As originally drafted, the bill would have created a long-term cash stream for the trust fund, which voters endorsed on the Nov. 7 ballot. With 20 percent of the city's transfer tax, the coalition promoting the bill thought they would have about $10 million to work with annually.
The coalition will have to make do with considerably less and hope that city leaders find trust fund money in the budget from year to year.
For fiscal 2008, which will be the first year for the program if the bill passes, the budget allocation is expected to range between $1 million and $3 million, Frank said.
"Obviously, the more money you have, the more you can do, but this gets an inclusionary framework clearly set," said Sarbanes, who said the program will be effective only with a substantial bond offering.
Freeman and other developers call the new bill "somewhat more palatable." But he, too, said he doesn't think the trust fund will have enough money to significantly increase the city's low-income housing stock.
Mark Shapiro, principal of the Shapiro Co. real estate business, called mixed-income housing a noble goal for the city but said developer incentives - rather than requirements - are the way to make it happen.
He also said he doesn't think the money should come from the city's general budget, forcing taxpayers to "subsidize putting lower-income people in high-income neighborhoods."
"We don't have an affordable housing problem here," he said. "Let's slow down a little bit."
The coalition pushing the bill, composed of religious groups, urban advocacy organizations and unions that together hold much political sway, says the bill is a good place to start, particularly because similar efforts failed in 2005 and seemed headed for trouble late last year.
Marvin L. "Doc" Cheatham Sr., president of the Baltimore branch of the National Association for the Advancement of Colored People, was one of dozens of advocates who rallied outside City Hall in December, worried that city planning, housing, law and finance officials were going to "gut" the bill.

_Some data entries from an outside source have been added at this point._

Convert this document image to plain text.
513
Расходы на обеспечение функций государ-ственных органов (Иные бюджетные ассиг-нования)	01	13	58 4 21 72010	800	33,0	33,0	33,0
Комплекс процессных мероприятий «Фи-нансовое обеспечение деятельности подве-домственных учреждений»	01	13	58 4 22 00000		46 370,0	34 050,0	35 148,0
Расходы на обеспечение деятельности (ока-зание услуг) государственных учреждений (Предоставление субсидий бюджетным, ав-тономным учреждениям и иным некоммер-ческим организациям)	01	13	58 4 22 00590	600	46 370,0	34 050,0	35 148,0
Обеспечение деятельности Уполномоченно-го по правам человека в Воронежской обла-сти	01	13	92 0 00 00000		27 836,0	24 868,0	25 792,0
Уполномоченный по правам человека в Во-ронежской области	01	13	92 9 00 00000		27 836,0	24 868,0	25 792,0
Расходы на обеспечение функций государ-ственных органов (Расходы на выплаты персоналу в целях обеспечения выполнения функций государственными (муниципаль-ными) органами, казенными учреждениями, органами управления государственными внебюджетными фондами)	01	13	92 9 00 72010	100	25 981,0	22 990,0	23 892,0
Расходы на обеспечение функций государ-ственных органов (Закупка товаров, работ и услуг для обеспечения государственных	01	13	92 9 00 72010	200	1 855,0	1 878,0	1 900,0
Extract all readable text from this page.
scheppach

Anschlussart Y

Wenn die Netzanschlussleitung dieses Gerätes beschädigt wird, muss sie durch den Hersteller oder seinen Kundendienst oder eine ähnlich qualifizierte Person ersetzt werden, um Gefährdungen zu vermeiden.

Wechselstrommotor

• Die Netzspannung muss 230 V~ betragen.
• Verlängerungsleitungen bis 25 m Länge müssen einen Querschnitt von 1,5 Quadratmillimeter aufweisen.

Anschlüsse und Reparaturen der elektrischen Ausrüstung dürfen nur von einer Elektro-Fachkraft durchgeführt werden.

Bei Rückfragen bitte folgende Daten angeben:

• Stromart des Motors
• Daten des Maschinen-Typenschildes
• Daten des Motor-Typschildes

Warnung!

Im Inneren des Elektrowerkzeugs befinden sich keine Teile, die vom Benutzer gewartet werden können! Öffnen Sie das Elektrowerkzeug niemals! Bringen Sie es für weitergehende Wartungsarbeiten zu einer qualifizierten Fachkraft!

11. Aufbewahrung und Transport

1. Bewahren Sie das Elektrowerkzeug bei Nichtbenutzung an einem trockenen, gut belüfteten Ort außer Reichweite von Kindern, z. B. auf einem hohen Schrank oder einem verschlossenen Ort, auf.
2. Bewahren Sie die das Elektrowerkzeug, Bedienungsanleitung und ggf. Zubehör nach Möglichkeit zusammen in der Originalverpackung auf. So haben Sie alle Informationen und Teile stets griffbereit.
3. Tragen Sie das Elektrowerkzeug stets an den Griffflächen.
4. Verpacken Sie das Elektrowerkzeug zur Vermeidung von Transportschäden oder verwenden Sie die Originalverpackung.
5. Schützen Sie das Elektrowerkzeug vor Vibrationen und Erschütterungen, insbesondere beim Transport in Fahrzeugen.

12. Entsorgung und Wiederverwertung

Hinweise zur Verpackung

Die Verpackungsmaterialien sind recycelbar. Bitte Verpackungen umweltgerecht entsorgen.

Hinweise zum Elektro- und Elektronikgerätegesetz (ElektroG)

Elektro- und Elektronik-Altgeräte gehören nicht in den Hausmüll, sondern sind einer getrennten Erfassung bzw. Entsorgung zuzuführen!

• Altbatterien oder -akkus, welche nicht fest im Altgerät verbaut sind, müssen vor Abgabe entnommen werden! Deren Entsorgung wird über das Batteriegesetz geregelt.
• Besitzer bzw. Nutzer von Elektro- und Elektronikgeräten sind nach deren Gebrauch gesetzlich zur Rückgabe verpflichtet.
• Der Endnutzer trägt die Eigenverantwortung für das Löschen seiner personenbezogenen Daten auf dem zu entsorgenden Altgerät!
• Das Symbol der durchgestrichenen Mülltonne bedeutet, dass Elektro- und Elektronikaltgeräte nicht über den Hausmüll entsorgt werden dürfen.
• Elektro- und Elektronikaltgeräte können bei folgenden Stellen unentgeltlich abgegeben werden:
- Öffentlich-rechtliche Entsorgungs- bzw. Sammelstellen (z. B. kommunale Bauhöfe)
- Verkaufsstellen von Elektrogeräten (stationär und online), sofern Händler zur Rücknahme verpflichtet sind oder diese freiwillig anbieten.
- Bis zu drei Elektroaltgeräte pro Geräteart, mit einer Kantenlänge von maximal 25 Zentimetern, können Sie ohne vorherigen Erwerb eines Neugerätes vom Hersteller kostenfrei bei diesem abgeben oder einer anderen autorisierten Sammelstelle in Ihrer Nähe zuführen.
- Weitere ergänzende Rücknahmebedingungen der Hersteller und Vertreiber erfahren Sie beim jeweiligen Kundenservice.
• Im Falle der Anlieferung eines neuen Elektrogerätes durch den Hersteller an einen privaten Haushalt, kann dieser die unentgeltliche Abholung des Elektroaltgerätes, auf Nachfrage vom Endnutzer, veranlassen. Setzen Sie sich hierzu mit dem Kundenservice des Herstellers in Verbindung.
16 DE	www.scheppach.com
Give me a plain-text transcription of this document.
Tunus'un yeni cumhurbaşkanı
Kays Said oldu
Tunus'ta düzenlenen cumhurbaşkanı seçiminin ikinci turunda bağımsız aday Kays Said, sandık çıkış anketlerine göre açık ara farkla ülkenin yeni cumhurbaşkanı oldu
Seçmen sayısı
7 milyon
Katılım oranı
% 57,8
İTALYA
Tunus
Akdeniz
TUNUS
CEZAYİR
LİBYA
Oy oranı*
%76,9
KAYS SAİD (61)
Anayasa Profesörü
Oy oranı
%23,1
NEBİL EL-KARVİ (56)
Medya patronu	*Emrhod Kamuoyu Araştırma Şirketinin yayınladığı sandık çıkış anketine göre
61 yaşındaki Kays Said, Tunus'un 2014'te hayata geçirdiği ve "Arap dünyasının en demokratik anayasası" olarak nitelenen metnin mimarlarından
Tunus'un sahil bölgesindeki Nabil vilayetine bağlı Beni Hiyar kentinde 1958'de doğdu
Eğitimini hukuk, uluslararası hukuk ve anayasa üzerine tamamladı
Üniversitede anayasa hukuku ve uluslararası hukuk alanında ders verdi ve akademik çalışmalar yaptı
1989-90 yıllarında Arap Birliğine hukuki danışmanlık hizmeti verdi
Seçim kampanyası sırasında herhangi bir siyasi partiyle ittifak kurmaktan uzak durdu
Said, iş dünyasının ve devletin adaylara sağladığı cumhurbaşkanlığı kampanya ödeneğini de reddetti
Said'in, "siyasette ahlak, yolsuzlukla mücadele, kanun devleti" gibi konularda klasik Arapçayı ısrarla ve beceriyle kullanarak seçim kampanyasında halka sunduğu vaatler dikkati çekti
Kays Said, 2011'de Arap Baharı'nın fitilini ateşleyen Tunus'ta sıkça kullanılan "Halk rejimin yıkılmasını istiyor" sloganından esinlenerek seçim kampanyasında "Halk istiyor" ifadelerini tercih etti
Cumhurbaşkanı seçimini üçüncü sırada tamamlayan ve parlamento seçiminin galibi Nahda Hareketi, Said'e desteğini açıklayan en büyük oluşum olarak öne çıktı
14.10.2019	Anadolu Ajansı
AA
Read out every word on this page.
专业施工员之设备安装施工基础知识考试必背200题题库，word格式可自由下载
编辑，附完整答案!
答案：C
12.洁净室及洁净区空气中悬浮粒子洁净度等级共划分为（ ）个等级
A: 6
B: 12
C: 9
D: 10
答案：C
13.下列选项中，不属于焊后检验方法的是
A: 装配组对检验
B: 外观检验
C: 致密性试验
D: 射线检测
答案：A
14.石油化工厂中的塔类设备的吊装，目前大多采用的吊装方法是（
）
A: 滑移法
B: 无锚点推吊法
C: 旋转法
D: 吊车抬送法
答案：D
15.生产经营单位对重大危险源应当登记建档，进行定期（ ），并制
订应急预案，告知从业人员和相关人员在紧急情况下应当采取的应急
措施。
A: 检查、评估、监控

The coalition had just discovered that representatives of those agencies had drafted a substitute ordinance that, among other things, would have eliminated money for the trust fund and let developers who did not get subsidies or rezonings off the hook for affordable units because it did not include an equation to establish the limits of unaffordable housing.
Cheatham said he felt better about the original bill but that the compromise version "gets our foot in the door."
"We can deal with improving it later," he said.
Another advocate for affordable housing, the Rev. Richard Lawrence, pastor of downtown's St. Vincent de Paul Roman Catholic Church, said the bill under consideration tonight represents "a long arm wrestle between the city and the coalition."
"We're going to have to scramble from pole to post every year working on funding," said Lawrence. "But at least this gets a system in place."
The meeting will begin at 5 p.m. in the War Memorial Building, 101 N. Gay St.